Level 1: Client Configuration

The tools_to_execute field on each MCP client config defines the baseline of available tools.

Semantics

Value	Behavior
`["*"]`	All tools from this client are available
`[]` or omitted	No tools available (deny-by-default)
`["tool1", "tool2"]`	Only specified tools are available

Configuration

Set the baseline tool list from the MCP Gateway in the Web UI: open the client’s configuration sheet and, in the Available Tools section, enable only the tools the client should expose (for example, read_file and list_directory). This corresponds to setting tools_to_execute for the client. Click Save Changes to apply.

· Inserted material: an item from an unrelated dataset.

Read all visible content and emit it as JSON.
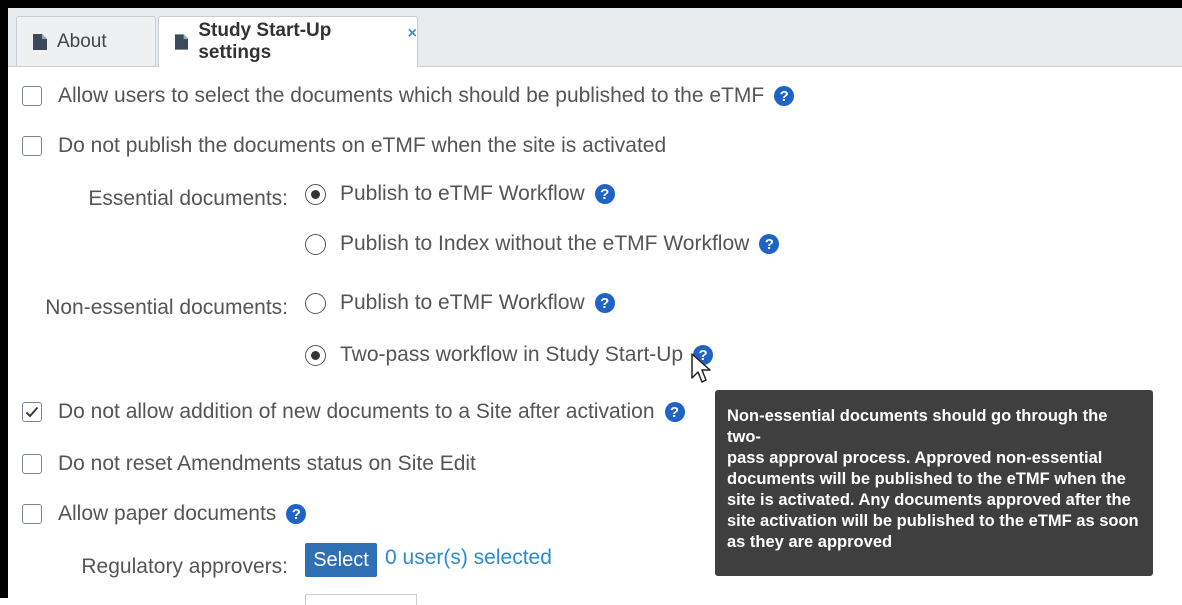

Level 2: Request-Level Filtering

Filter tools dynamically on a per-request basis using request headers.

Available Filters

Filter	Purpose
`mcp-include-clients`	Only include tools from specified clients
`mcp-include-tools`	Only include specified tools (format: `clientName-toolName`)

Gateway Headers

# Include only specific clients
curl -X POST https://app.deepintshield.com/v1/chat/completions \
  -H "Authorization: Bearer sk-bf-your-virtual-key" \
  -H "x-bf-mcp-include-clients: filesystem,web_search" \
  -d '...'

# Include only specific tools
curl -X POST https://app.deepintshield.com/v1/chat/completions \
  -H "Authorization: Bearer sk-bf-your-virtual-key" \
  -H "x-bf-mcp-include-tools: filesystem-read_file,web_search-search" \
  -d '...'

# Include all tools from one client, specific tools from another
curl -X POST https://app.deepintshield.com/v1/chat/completions \
  -H "Authorization: Bearer sk-bf-your-virtual-key" \
  -H "x-bf-mcp-include-tools: filesystem-*,web_search-search" \
  -d '...'

# Empty clients filter blocks ALL tools - no tools available to LLM
curl -X POST https://app.deepintshield.com/v1/chat/completions \
  -H "Authorization: Bearer sk-bf-your-virtual-key" \
  -H "x-bf-mcp-include-clients:" \
  -d '...'
# Result: No MCP tools available (deny-all)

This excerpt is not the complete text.